My mother was an elementary school teacher, now newly retired. And as an elementary teacher she received many, many gifts at Christmas time from her students. It was so much fun every year on the last day of school before the holiday break to sort through all of her loot with her.
She would drag what seemed like countless cardboard boxes into the house and my sister and I would help her dig through the stuff looking for buried treasure. Which, to us, was usually candy.
Every year we could count on at least two items being among the goodies: a box of high-quality chocolates and a glass Christmas tree full of Hershey Kisses. Finding these thrilled my sister and me, as we realized we could comfortably ride a chocolate wave all the way till Santa came.
However, along with the arrival of these treats came some… shall we say… behaviors that drove my parents nuts. The first one being that the box of chocolates, though stocked full of creamy, chewy goodness, was also full of a bunch of weird crap that neither my sister or I cared to ingest.
The fruity ones, nutty ones, coconut ones and bitter ones were all flavors that we’d just as soon gone without… but who the hell could tell what was what just by looking? There was only one way to separate the good from the bad. And that was to poke them. So we did. Or at least I did. I don’t know about my sister as she still—as of this writing—denies ever having done it.
When no one was around I would tiptoe over to “the box” (that usually sat in some communal area of the house) and carefully select a chocolate that looked promising.
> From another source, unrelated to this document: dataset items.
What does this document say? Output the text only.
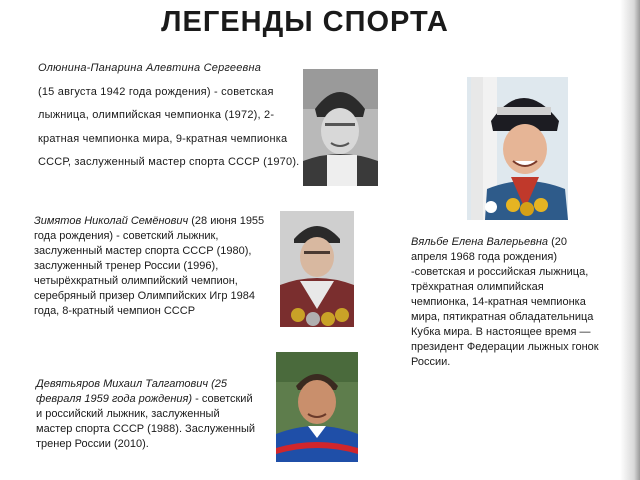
ЛЕГЕНДЫ СПОРТА
Олюнина-Панарина Алевтина Сергеевна
(15 августа 1942 года рождения) - советская лыжница, олимпийская чемпионка (1972), 2-кратная чемпионка мира, 9-кратная чемпионка СССР, заслуженный мастер спорта СССР (1970).
Зимятов Николай Семёнович (28 июня 1955 года рождения) - советский лыжник, заслуженный мастер спорта СССР (1980), заслуженный тренер России (1996), четырёхкратный олимпийский чемпион, серебряный призер Олимпийских Игр 1984 года, 8-кратный чемпион СССР
Вяльбе Елена Валерьевна (20 апреля 1968 года рождения) -советская и российская лыжница, трёхкратная олимпийская чемпионка, 14-кратная чемпионка мира, пятикратная обладательница Кубка мира. В настоящее время — президент Федерации лыжных гонок России.
Девятьяров Михаил Талгатович (25 февраля 1959 года рождения) - советский и российский лыжник, заслуженный мастер спорта СССР (1988). Заслуженный тренер России (2010).
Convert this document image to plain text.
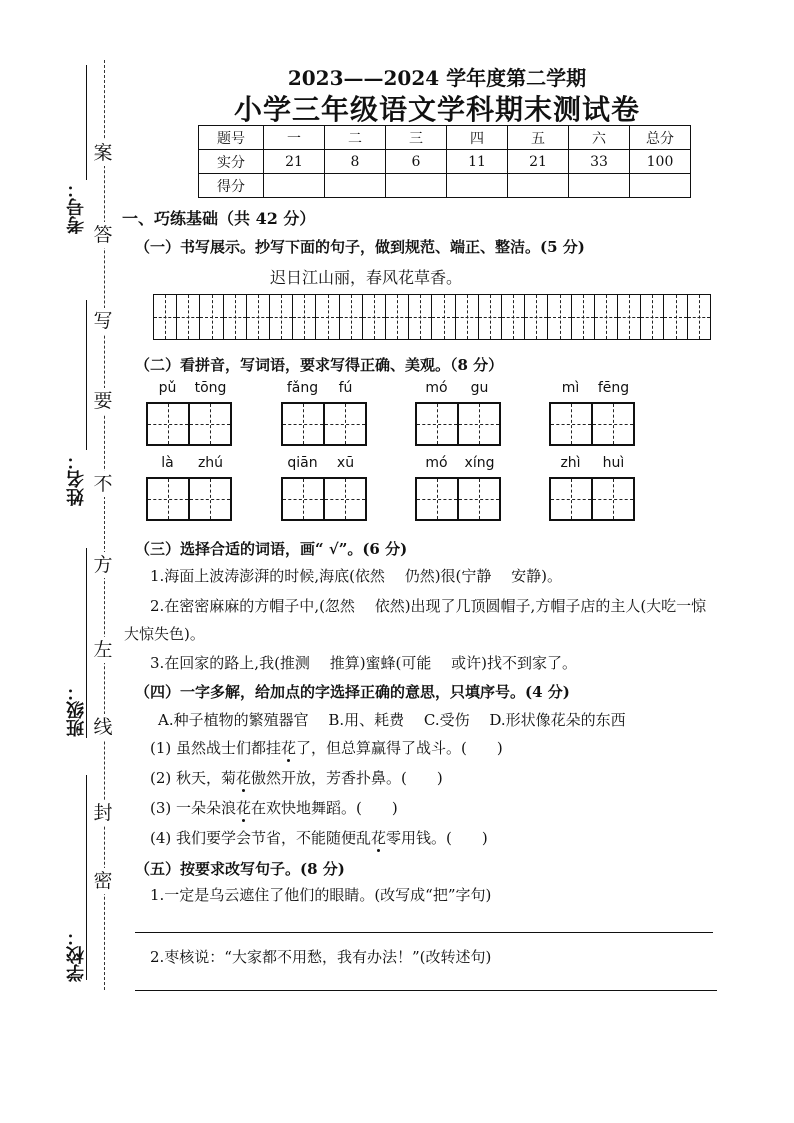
学校：
班级：
姓名：
考号：
密
封
线
左
方
不
要
写
答
案
2023——2024 学年度第二学期
小学三年级语文学科期末测试卷
题号	一	二	三	四	五	六	总分
实分	21	8	6	11	21	33	100
得分							
一、巧练基础（共 42 分）
（一）书写展示。抄写下面的句子，做到规范、端正、整洁。(5 分)
迟日江山丽，春风花草香。
（二）看拼音，写词语，要求写得正确、美观。（8 分）
pǔ	tōng	fǎng	fú	mó	gu	mì	fēng
là	zhú	qiān	xū	mó	xíng	zhì	huì
（三）选择合适的词语，画“ √”。(6 分)
1.海面上波涛澎湃的时候,海底(依然　 仍然)很(宁静　 安静)。
2.在密密麻麻的方帽子中,(忽然　 依然)出现了几顶圆帽子,方帽子店的主人(大吃一惊
大惊失色)。
3.在回家的路上,我(推测　 推算)蜜蜂(可能　 或许)找不到家了。
（四）一字多解，给加点的字选择正确的意思，只填序号。(4 分)
A.种子植物的繁殖器官　 B.用、耗费　 C.受伤　 D.形状像花朵的东西
(1) 虽然战士们都挂花了，但总算赢得了战斗。(　　)
(2) 秋天，菊花傲然开放，芳香扑鼻。(　　)
(3) 一朵朵浪花在欢快地舞蹈。(　　)
(4) 我们要学会节省，不能随便乱花零用钱。(　　)
（五）按要求改写句子。(8 分)
1.一定是乌云遮住了他们的眼睛。(改写成“把”字句)
2.枣核说：“大家都不用愁，我有办法！”(改转述句)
I dared not bite into it for fear of it being one of the aforementioned nasty-flavored ones. Instead, I took my thumb and poked the bottom of it until its guts began to squish out, indeed revealing what was hidden inside.
If I liked it, I ate it. If not… I returned it to the box and no one was the wiser. At first glance they still looked the same and when someone picked one up only to discover the horror that lay beneath, well… that was a risk I was willing to take. Besides, for all anyone else knew… my sister had done it.
The other “behavior” was not revealed until all of the ornaments were removed from our real, live tree and my father would drag the tired tree through the house to the back door and outside where he would throw it away.
Feeling like a couple of princesses as we lounged around in our new fuzzy pajamas for two weeks eating Hershey Kisses in front of Christmas movies, my sister and I developed this habit of using the tree as our own private trash receptacle. It all began one particular day when we just didn’t feel like getting up to throw our Hershey wrappers away. She looked at me and then looked at the tree and launched the little balls of red and green tinfoil directly into its branches.
Forget that this caused a giggling fit that would last well into the New Year… we thought this was an absolutely brilliant solution to our ever-having-to-get-up-off-the-couch-during-The-Sound-of-Music-again dilemma. Brilliant, that is until my father noticed a trail of tree trash that consisted largely of Kiss wrappers, empty chocolate cups and napkins following him all the way out the back door.
Needless to say, our cover was blown. Until Christmas rolled around again… and one of us took the initiative to say to the other—with a twinkle in our eye and a tinfoil wrapper in our hand… aimed squarely at the tree—“Hey! Watch this!”
Oh Holy Cow!!! Are you my sister?!?!?! LOL We did the very same thing! LOL! Only our mother wasnt a teacher, she had Secret Pals! LOL Merry Christmas!!!
Thanks for a great morning giggle, wonderful story!
LOL this was absolutely hilarious! None of this ever occurred to us kids, mom would have shot us and redistributed our loot. lol
My sister and I totally missed out on this ingenious method of festive trash disposal!!! I’m calling her right now! Thanks!!!!!
When playing Monopoly, I used to steal money from the bank and hide it in the tree and take it whenever I needed more.
I am the aforementioned mother of the story and I didn’t really become too fussed about it. In light of what children do TODAY to be mischievous, this was quite innocent and ingenious! It shows creative problem solving!! I know, spoken like a true teacher.
Hillarious post this morning – love it:) Oh the Sheninagans we could get up to growing up, especially with a sibling or two as partners in crime – ha!
Man…I cannot beleive I never thought of it! Down between the couch cushions was my depository of choice… this could go on for years until the felt like underpinings finally gave way and of course my brother and I would shrug our shoulders and feign innocence when approched by red-faced Mom 😀
So… no, I never thought to poke the candy because I really didn’t care about
the inner flavor. I chose the lumpy ones because they housed nuts/coconut.
I didn’t mind – chocolate’s chocolate. Of course I’m going to deny what I didn’t do.
As for the tree trash? I proudly admit that yes, I launched kisses’ wrappers right into
the tannenbaum. But the napkins weren’t mine. Maybe Dad did it eating his pretzels.
Julie Andrews and Christopher Plummer were far too important to get up and miss.
Just don’t tell my offspring I sat in the chair w/ my legs over the arms. They’re not
allowed to do that. I had to line up w/ the tree. Like shooting foul shots.
hahaha… 🙂 And all this time I thought I wasn’t supposed to tell them about the trach in tree (which I did anyway) but your secret about the your legs over the chair is safe with me. I PROMISE.